Tensions have flared repeatedly between Georgia and Abkhazia, which fought a bloody civil war in the early 1990s, and before this month many analysts figured that it was there, not in South Ossetia, that fighting would restart.

Russia has long sponsored the Abkhaz regime in the hope of annexing the ruggedly beautiful region, once a favored vacation spot for Soviet leaders. Roughly the size of Delaware, it boasts a 150-mile Black Sea shoreline and lies just 25 miles south of the Russian city of Sochi, the site of the 2014 Winter Olympics.

In April, then-Russian President Vladimir Putin announced that Moscow would recognize legal documents issued by the Abkhaz and South Ossetian governments, effectively treating the provinces as part of Russia.
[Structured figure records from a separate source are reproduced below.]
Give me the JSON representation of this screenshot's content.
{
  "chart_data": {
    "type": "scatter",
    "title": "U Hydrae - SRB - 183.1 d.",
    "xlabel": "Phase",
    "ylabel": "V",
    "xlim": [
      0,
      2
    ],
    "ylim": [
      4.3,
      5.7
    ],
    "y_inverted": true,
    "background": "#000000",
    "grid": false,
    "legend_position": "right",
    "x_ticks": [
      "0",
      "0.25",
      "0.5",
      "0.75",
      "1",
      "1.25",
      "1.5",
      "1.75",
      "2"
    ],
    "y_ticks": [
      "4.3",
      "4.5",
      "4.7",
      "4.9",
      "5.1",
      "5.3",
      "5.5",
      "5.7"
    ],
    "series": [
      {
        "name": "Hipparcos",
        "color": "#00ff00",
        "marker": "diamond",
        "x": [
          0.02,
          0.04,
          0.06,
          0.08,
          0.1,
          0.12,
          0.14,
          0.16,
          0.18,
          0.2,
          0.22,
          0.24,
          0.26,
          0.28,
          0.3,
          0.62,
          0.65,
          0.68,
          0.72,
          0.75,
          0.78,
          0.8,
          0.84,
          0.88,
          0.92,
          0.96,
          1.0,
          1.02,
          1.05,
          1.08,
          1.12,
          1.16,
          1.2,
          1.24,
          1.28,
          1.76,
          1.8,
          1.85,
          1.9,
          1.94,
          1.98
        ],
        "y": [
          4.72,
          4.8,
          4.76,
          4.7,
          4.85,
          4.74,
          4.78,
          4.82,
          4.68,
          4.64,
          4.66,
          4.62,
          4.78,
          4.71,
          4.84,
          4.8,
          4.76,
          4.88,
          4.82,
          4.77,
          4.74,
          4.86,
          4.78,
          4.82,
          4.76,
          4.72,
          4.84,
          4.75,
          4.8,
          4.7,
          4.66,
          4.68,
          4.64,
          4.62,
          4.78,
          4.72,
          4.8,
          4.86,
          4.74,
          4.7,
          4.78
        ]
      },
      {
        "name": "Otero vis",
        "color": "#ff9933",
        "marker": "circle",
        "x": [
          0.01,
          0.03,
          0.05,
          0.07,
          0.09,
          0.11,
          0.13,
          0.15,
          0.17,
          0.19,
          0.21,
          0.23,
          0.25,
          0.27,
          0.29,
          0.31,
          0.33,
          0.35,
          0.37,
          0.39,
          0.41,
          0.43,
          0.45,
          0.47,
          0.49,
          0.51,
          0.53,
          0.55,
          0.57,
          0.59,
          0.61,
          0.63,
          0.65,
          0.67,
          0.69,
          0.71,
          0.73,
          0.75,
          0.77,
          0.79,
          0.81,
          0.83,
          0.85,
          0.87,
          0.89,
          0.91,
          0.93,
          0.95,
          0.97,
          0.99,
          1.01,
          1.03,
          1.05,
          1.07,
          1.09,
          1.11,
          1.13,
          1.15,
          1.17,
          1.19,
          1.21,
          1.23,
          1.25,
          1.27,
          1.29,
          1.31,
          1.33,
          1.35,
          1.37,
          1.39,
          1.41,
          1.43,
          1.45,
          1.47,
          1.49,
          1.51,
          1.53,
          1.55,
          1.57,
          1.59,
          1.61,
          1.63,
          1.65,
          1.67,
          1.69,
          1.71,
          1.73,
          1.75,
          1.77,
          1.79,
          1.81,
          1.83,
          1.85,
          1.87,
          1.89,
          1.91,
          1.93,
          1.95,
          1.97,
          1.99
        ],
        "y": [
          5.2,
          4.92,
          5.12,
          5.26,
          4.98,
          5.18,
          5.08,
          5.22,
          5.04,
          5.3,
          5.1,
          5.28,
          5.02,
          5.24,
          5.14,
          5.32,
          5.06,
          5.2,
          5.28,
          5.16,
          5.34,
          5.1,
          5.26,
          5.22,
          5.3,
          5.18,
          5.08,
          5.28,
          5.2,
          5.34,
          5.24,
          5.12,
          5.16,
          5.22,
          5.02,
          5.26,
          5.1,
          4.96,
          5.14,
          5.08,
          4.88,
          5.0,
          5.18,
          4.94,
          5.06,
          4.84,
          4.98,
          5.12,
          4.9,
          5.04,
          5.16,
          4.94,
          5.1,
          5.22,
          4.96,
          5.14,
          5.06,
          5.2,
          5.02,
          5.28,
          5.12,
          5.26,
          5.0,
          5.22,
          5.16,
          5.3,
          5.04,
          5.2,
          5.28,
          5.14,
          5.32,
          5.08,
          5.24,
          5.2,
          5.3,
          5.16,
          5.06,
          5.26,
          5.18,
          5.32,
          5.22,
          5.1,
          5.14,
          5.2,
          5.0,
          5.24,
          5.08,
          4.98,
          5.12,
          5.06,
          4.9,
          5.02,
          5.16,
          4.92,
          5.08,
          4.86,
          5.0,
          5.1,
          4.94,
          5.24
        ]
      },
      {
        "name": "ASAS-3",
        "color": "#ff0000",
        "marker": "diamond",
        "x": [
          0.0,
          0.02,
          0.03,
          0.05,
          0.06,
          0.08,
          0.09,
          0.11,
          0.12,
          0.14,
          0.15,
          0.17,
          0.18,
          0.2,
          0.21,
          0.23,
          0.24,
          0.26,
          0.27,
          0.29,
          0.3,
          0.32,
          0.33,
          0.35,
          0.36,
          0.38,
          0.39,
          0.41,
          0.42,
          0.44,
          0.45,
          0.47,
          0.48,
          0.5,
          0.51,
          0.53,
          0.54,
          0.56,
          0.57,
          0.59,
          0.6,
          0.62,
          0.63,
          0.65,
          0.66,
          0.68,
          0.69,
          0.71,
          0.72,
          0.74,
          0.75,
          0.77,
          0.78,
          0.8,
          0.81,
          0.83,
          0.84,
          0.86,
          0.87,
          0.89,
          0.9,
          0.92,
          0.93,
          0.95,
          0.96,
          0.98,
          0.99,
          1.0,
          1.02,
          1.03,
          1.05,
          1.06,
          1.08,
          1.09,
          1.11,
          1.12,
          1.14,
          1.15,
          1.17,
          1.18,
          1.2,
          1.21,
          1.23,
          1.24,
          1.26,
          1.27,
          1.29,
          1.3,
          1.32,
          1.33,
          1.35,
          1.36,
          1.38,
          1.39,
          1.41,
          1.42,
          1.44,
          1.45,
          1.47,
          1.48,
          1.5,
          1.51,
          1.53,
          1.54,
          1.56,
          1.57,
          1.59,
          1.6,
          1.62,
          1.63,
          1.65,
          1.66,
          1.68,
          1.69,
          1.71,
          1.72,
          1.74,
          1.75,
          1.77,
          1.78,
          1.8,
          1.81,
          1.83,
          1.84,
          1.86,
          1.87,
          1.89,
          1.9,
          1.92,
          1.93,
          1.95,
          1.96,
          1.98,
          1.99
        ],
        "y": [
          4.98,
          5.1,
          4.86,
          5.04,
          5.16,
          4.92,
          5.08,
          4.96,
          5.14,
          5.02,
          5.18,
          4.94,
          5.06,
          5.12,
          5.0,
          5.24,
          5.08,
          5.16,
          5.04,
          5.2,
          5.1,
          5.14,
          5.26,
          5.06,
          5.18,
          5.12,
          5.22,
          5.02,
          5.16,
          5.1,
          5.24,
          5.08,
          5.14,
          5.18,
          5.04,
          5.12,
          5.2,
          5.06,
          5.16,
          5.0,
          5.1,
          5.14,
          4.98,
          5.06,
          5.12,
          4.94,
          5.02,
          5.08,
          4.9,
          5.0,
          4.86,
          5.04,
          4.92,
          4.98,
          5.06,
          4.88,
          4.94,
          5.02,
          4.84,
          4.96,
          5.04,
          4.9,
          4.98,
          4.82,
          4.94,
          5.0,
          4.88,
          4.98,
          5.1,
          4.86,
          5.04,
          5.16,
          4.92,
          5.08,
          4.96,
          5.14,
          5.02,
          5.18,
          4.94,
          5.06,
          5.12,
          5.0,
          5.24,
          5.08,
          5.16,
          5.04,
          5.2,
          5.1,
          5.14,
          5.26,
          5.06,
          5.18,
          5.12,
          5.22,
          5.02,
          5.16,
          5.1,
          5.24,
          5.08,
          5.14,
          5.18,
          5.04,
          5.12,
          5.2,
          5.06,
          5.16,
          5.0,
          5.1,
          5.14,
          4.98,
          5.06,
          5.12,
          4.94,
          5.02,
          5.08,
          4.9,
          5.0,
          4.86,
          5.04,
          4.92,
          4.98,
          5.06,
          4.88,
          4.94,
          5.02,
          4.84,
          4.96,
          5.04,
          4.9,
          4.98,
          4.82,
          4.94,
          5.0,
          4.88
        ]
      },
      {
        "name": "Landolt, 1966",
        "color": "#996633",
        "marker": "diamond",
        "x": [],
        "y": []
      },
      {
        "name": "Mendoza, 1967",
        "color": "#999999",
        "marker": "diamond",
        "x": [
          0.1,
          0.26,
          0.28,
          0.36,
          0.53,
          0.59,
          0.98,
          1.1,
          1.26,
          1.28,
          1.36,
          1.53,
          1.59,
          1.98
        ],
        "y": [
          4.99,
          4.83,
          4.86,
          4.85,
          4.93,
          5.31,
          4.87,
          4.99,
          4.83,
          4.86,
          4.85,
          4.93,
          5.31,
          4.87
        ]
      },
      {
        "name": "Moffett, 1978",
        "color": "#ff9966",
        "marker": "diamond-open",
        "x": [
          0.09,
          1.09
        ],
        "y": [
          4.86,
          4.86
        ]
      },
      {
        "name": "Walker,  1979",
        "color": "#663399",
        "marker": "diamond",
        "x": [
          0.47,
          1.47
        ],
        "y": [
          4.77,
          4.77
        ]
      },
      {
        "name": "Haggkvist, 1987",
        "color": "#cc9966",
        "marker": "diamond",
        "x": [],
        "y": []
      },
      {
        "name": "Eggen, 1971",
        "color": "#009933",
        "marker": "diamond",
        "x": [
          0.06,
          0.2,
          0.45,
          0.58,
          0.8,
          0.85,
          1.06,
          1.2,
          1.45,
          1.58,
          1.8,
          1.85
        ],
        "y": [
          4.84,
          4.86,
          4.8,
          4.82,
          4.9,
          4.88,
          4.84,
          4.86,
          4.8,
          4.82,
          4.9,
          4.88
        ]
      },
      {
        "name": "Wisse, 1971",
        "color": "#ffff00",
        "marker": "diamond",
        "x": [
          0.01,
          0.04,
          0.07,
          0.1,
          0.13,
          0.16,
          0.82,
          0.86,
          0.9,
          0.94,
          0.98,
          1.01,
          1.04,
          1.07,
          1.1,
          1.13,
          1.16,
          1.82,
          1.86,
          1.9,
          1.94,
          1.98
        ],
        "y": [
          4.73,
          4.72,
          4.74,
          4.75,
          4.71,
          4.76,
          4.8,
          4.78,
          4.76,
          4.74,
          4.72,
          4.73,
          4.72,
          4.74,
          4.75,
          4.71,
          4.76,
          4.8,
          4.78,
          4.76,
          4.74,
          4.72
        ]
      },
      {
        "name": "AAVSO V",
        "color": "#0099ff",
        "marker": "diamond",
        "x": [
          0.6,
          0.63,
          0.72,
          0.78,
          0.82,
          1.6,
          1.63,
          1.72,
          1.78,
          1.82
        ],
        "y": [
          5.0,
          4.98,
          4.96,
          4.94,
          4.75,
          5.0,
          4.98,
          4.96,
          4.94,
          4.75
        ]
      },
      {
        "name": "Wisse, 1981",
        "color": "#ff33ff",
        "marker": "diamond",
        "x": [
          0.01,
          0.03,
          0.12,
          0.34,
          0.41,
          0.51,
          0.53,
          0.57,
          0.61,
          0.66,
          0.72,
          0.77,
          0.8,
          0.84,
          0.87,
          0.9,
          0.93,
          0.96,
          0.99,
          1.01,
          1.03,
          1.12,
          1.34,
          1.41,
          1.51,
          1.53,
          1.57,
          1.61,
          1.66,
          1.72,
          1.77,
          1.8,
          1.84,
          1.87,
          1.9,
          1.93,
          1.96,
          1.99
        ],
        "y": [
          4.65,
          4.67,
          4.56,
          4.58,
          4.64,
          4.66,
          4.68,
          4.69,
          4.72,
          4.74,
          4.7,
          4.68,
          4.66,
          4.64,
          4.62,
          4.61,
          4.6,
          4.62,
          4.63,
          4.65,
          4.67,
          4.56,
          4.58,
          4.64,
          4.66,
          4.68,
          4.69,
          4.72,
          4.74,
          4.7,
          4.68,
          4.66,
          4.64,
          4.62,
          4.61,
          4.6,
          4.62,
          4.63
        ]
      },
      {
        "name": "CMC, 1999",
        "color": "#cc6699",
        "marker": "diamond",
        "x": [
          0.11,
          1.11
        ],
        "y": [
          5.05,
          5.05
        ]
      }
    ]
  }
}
Weeks later, Russia moved several hundred more peacekeeping troops and heavy weaponry into Abkhazia, boosting its force there to nearly 3,000 soldiers, analysts said.

"Abkhazia has always been the greater prize," said Svante Cornell, research director at the Central Asia Caucasus Institute at Johns Hopkins University. "The broadening of the war from South Ossetia to Abkhazia took place without any provocation whatsoever, which suggests there were plans to do it all along."

With Georgian forces preoccupied in South Ossetia, the fighting in Abkhazia was light. On Aug. 9, Abkhaz troops took control of Kodori Gorge, the last patch of territory that the Georgia army held inside Abkhazia. Some 3,000 residents fled the area, the U.N. refugee agency said.

Kodori refugees said that Georgian officials had warned of an offensive and urged residents to evacuate. They said Russian planes staged bombing raids for at least three days, damaging Georgian government buildings and some homes, although there were few injuries.

"Russian planes were circling the village. The whole village panicked," said Shota Vezdenidze, 65, who now lives with his family in a shelter in the Georgian city of Kutaisi. "They just wanted all the people to flee so they could take it over."

In the hope of reconciliation, Saakashvili's government had pumped money into Kodori and borderline villages such as Gunmuhuri, about 40 miles to the south. Gunmuhuri saw new roads constructed, its long-neglected beachfront cleaned up and a summer camp opened on the water last year to bring together young Georgians, Abkhaz and Ossetians.

Residents said Russian airstrikes this month flattened the camp and its 56 cottages. The village has emptied of all but the elderly, who remain in their homes and try to avoid the Abkhaz soldiers.

Alexander Darsania, a 21-year-old villager who fled to Anaklia, said he feared being captured and forced into the Abkhaz army. While he said that Abkhaz forces hadn't abused villagers, the soldiers have free rein. Darsania sneaked back into his home one morning last week and saw that soldiers had ransacked the place looking for food.

"They do whatever they want," he said. "No one can say no to them."

Experts say that it's unclear whether ethnic Georgian refugees will return to areas that are under Abkhaz and Russian control. Chirikba, the Abkhaz official, acknowledged Georgians' concerns.

"We don't see any problem with them living in Abkhazia. They are Abkhazian citizens and protected by the law," he said. "But many are afraid to return."